Chief rabbi of Israel David Lau speaks at a traditional Jewish school in Berlin, on November 8, 2013. He has been criticized for not calling the site of the Pittsburgh massacre of 11 Jewish worshippers a synagogue. JOHANNES EISELE/AFP/Getty Images

Israel's chief rabbi has been criticized for not calling the site of the massacre of 11 Jews in Pittsburgh a synagogue.

Rabbi David Lau, along with ultra-Orthodox Israeli newspapers, has refrained from describing the Tree of Life, where a gunman carried out what is believed to be the worst anti-Semitic attack in American history on Saturday, as a synagogue.

The Tree of Life Synagogue has a conservative congregation, and the ultra-Orthodox community does not recognize non-Orthodox movements of Judaism.

The Times of Israel described the ultra-Orthodox Lau as an "avowed foe" of more liberal streams of Judaism.
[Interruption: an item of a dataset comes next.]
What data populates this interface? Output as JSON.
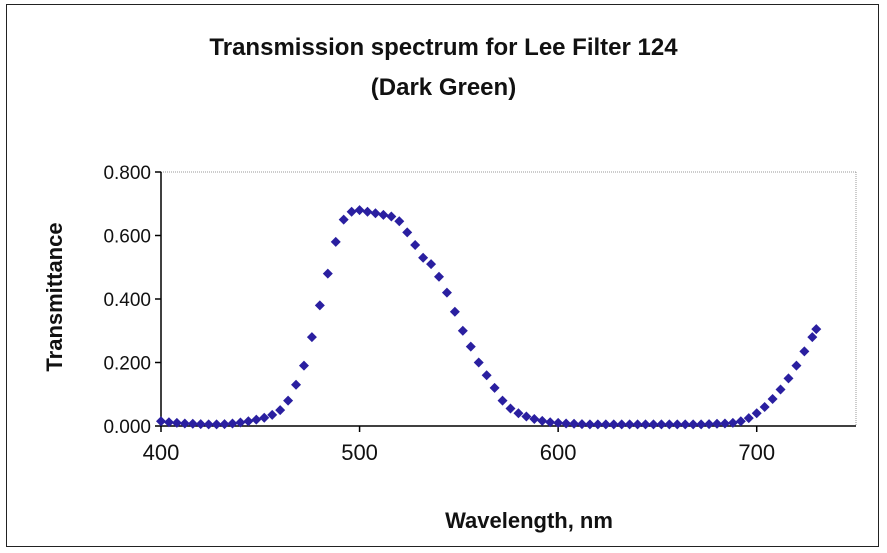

He was reportedly key in pushing the government to renege on a deal for an egalitarian prayer section at the Western Wall.

Lau told the Israeli newspaper Makor Rishon: "Any murder of any Jew in any part of the world for being Jewish is unforgivable, but he described the site of the killings as a "place with a profound Jewish flavor."

He was asked why Israel's ultra-Orthodox newspapers all described the Tree of Life as a Jewish center, rather than a synagogue.

Lau said that what the place is called does not matter. "They were killed because they were Jews. Does it matter which synagogue or liturgical tradition they pray in," he said.

"We are talking about Jews. We don't need to create issues at painful moments," he added, according to The Times of Israel.

But the executive director of the conservative movement in Israel, Yizhar Hess, tweeted: "Really, Chief Rabbi of Israel? A place with a profound Jewish flavor? Perhaps a synagogue?"

Israeli scholar Tony Persico tweeted: "Chief Rabbi Lau refuses to say it was a synagogue. And that's while Jews were murdered when praying."

The accused gunman, Robert Bowers, 46, who had a history of posting anti-Semitic messages online, was charged with 29 criminal counts, including murder and obstructing the free exercise of religious beliefs, which is a hate crime. He could face the death penalty if convicted.

During a service on Sunday at the Tree of Life Synagogue, Pittsburgh Mayor Bill Peduto said: "This is the darkest hour in our city's history."

Meanwhile, Tree of Life Rabbi Jeffrey Myers gave an emotional vigil speech on Sunday calling for American political leaders to "stop the words of hate."

"My words are not intended as political. My mother always taught me that if you don't have anything nice to say, don't say it," he said, which sparked cries of "vote" from the audience.

Rabbi Jonathan Perlman those attending the vigil service: "What happened yesterday will not break us. It will not ruin us. We will continue to thrive and sing and worship and learn together and continue our historic legacy in the city with the friendliest people that I know."